I had a reminder last week of quitting while you’re ahead. Sometimes it is hard to know when to when to let a relationship go. A red flag for me is respect. When one of you starts spiralling into losing respect for the other, it can signal it is time to get out.
The relationship for me was my volunteering at a community group. I’m not a political person and don’t like doing things by committee, but I felt like I wanted to get involved so I joined up.
We ran a fundraising movie night last week that many similar and smaller groups have had success with. We seemed to have the support of a good proportion of our members but in the end our ticket sales were terrible. A quarter of our tickets sold, meaning we didn’t even break even. The friend I took along, her group had 1/6 of the members but they had sold out the theatre easily (I had heard many similar stories), which made me feel despondent. What was so different about our group?
It wasn’t the first time we’d had problems about people getting involved and I am afraid I couldn’t help myself but I posted my feelings on our Facebook group. I know, not the best way to deal with things! I wanted to shake them up a bit, remind them that everyone needs to do their bit to keep the group going so our children had somewhere to come and play, and in this easy fundraiser they had not pulled together. It was not a tactful message, but something I would have said in the same way to people’s faces.
I got angry but well thought out responses, which I expected, and a few supportive answers. But, as can happen in Internet-world, things spiraled into personal attacks. I only answered once in a general way as I could see that things were rapidly going downhill, and I became aware of what a public forum Facebook was and didn’t want to increase the vitriol.
My relationship with these people was for me to do extra work in my free time so our children could have a great place to play. And I got some feel-good bonuses for making a difference and the wonderful friends I made along the way. It is very hard to keep your end of the bargain, when others have belittled you. Arguing the issue was what I had wanted, but once it slipped into the personal, it was like a light switched off in my mind. Perhaps others saw my bluntness as a lack of respect, but I hadn’t been personal, I had focused my criticism on the actions (or lack of) of the group in general.
I asked myself:
- Could I continue my relationship as it stood?
- Could I continue the relationship even if I stepped down?
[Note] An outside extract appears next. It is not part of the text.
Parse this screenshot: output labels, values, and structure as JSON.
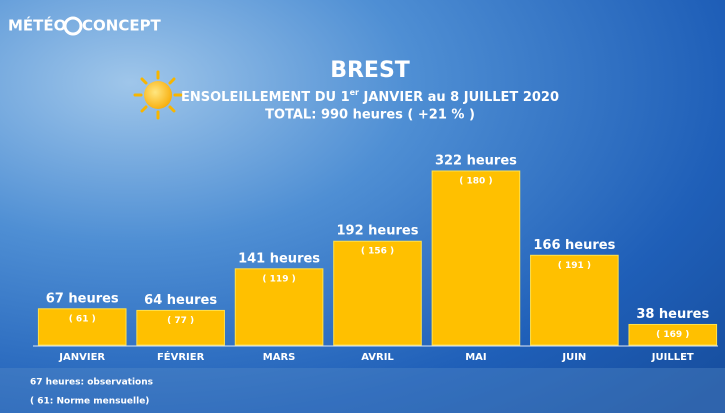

Once respect has been lost from one side, it’s a hard to piece a relationship back together. I know in the past I have struggled believing this, and have soldiered on, sure I could fix things. I lived with my now ex-husband who regularly belittled me, and I stuck in there, being so sure there was something I could do to fix it all. Now I don’t want to fix things. I want respect in my life, including in times of disagreement.
I was sad to step down from the committee, but I found I really did not want to spend my free time working on projects for people who had flamed me. I haven’t decided about staying in the group in general, but I do know I will keep many of the wonderful friendships I have made through the group.
Respect is a funny thing, it’s hard to grasp back once it’s gone. I am still puzzling over this and you might have some better ideas, I’d love to hear them!